И все они просят меня откровенно сказать, существует ли на самом деле описанное мной аббатство, и если да, то помочь завязать сношения с ним; все желают, чтобы я упросил брата Симеона — ежели только я его не выдумал и ежели он действительно святой, как я это описал, а силой своей молитвы заступил за них.
И тут мое положение становится гораздо хуже. Не имея мочи отказать таким просьбам, я в конце концов пишу два послания: одно отправителю письма, пришедшего мне, другое в монастырь; иногда, если что-то надо уточнить или получить более подробные сведения, приходится писать и больше. А мне, повторяю, такая всепоглощающая роль усидчивого посредника между монахами и мирянами, совершенно не дает работать.
Как же быть, чтобы удовлетворить людей и не слишком погрешить против совести? Я нашел только один способ: ответить здесь всем добрым людям на все, раз и навсегда.

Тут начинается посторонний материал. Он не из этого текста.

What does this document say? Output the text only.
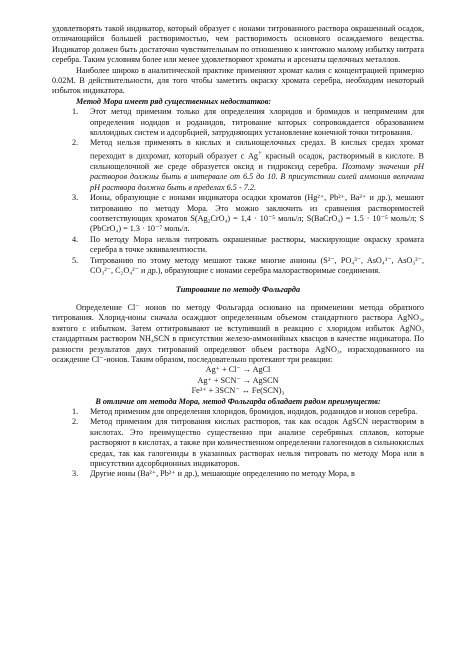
удовлетворять такой индикатор, который образует с ионами титрованного раствора окрашенный осадок, отличающийся большей растворимостью, чем растворимость основного осаждаемого вещества. Индикатор должен быть достаточно чувствительным по отношению к ничтожно малому избытку нитрата серебра. Таким условиям более или менее удовлетворяют хроматы и арсенаты щелочных металлов.

Наиболее широко в аналитической практике применяют хромат калия с концентрацией примерно 0.02М. В действительности, для того чтобы заметить окраску хромата серебра, необходим некоторый избыток индикатора.

Метод Мора имеет ряд существенных недостатков:

1. Этот метод применим только для определения хлоридов и бромидов и неприменим для определения иодидов и роданидов, титрование которых сопровождается образованием коллоидных систем и адсорбцией, затрудняющих установление конечной точки титрования.
2. Метод нельзя применять в кислых и сильнощелочных средах. В кислых средах хромат переходит в дихромат, который образует с Ag+ красный осадок, растворимый в кислоте. В сильнощелочной же среде образуется оксид и гидроксид серебра. Поэтому значения pH растворов должны быть в интервале от 6.5 до 10. В присутствии солей аммония величина pH раствора должна быть в пределах 6.5 - 7.2.
3. Ионы, образующие с ионами индикатора осадки хроматов (Hg²⁺, Pb²⁺, Ba²⁺ и др.), мешают титрованию по методу Мора. Это можно заключить из сравнения растворимостей соответствующих хроматов S(Ag₂CrO₄) = 1,4 · 10⁻⁵ моль/л; S(BaCrO₄) = 1.5 · 10⁻⁵ моль/л; S (PbCrO₄) = 1.3 · 10⁻⁷ моль/л.
4. По методу Мора нельзя титровать окрашенные растворы, маскирующие окраску хромата серебра в точке эквивалентности.
5. Титрованию по этому методу мешают также многие анионы (S²⁻, PO₄³⁻, AsO₄³⁻, AsO₃³⁻, CO₃²⁻, C₂O₄²⁻ и др.), образующие с ионами серебра малорастворимые соединения.

Титрование по методу Фольгарда

Определение Cl⁻ ионов по методу Фольгарда основано на применении метода обратного титрования. Хлорид-ионы сначала осаждают определенным объемом стандартного раствора AgNO₃, взятого с избытком. Затем оттитровывают не вступивший в реакцию с хлоридом избыток AgNO₃ стандартным раствором NH₄SCN в присутствии железо-аммонийных квасцов в качестве индикатора. По разности результатов двух титрований определяют объем раствора AgNO₃, израсходованного на осаждение Cl⁻-ионов. Таким образом, последовательно протекают три реакции:

Ag⁺ + Cl⁻ → AgCl

Ag⁺ + SCN⁻ → AgSCN

Fe³⁺ + 3SCN⁻ ↔ Fe(SCN)₃

В отличие от метода Мора, метод Фольгарда обладает рядом преимуществ:

1. Метод применим для определения хлоридов, бромидов, иодидов, роданидов и ионов серебра.
2. Метод применим для титрования кислых растворов, так как осадок AgSCN нерастворим в кислотах. Это преимущество существенно при анализе серебряных сплавов, которые растворяют в кислотах, а также при количественном определении галогенидов в сильнокислых средах, так как галогениды в указанных растворах нельзя титровать по методу Мора или в присутствии адсорбционных индикаторов.
3. Другие ионы (Ba²⁺, Pb²⁺ и др.), мешающие определению по методу Мора, в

В общем, вопросы, которые мне обыкновенно задают, сводятся к следующим:
«Мы искали в перечне траппистских обителей Нотр-Дам де л’Атр и не нашли; нет его и в монастырских ежегодниках; итак, не выдумали ли вы его?»
И другой:
«Вымышленное ли лицо брат Симеон, а если вы писали его с натуры, то не приукрашен ли он, не канонизирован ли, так сказать, ради целей вашей книги?»
Ныне шум вокруг «На пути» унялся, и я могу не придерживаться всегда соблюдавшейся мной прежде скрытности насчет обители, где жил Дюрталь. Итак, сообщаю:
Обитель Нотр-Дам де л’Атр на самом деле называется Нотр-Дам д’Иньи и находится в департаменте Марна близ Фима.

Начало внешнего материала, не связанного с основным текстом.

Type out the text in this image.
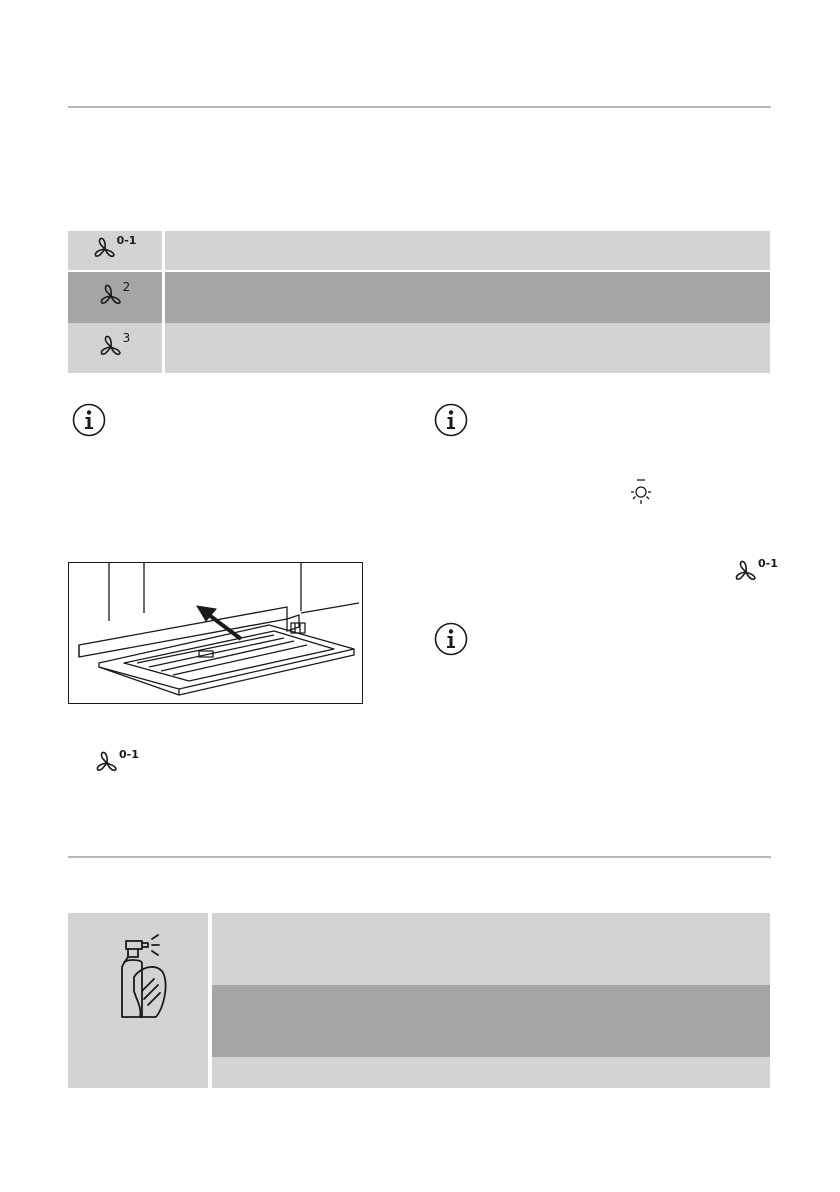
0-1		

2		

3		

0-1
0-1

Приведенные мной описания точны, сообщенные сведения об образе жизни в этом монастыре доподлинны, написанные мною портреты монахов списаны с реальных людей. Из соображений приличия я переменил лишь имена.
Скажу еще, что история Нотр-Дам де л’Атр, о которой рассказано в четвертой главе второй части, по всем пунктам относится к Иньи.
Аббатство действительно было основано в 1127 году святым Бернардом, имело во главе истинных святых, таких, как блаженный Гумберт, блаженный Геррик, мощи которого хранятся в раке под алтарем, необычайный Петр Одноглазый, почитавшийся Людовиком VII.
Как и все сестры обители, она хирела при коммендатариях[21], погибла при Революции; воскресла она в 1875 году. В этом году тщанием кардинала-архиепископа Реймсского маленькая колония цистерцианцев из монастыря Святой Марии в пустыне вновь населила древнее аббатство святого Бернарда и скрепила молитвенную связь, разорванную смутой.
Что же до брата Симеона, я сделал его простой и честный портрет без прикрас, фотографию без ретуши. Я ничего, как на это подчас намекают, не выпячивал, ничего не преувеличивал в интересах своего дела. Я написал его натуралистическим методом, таким, каков он есть — святым!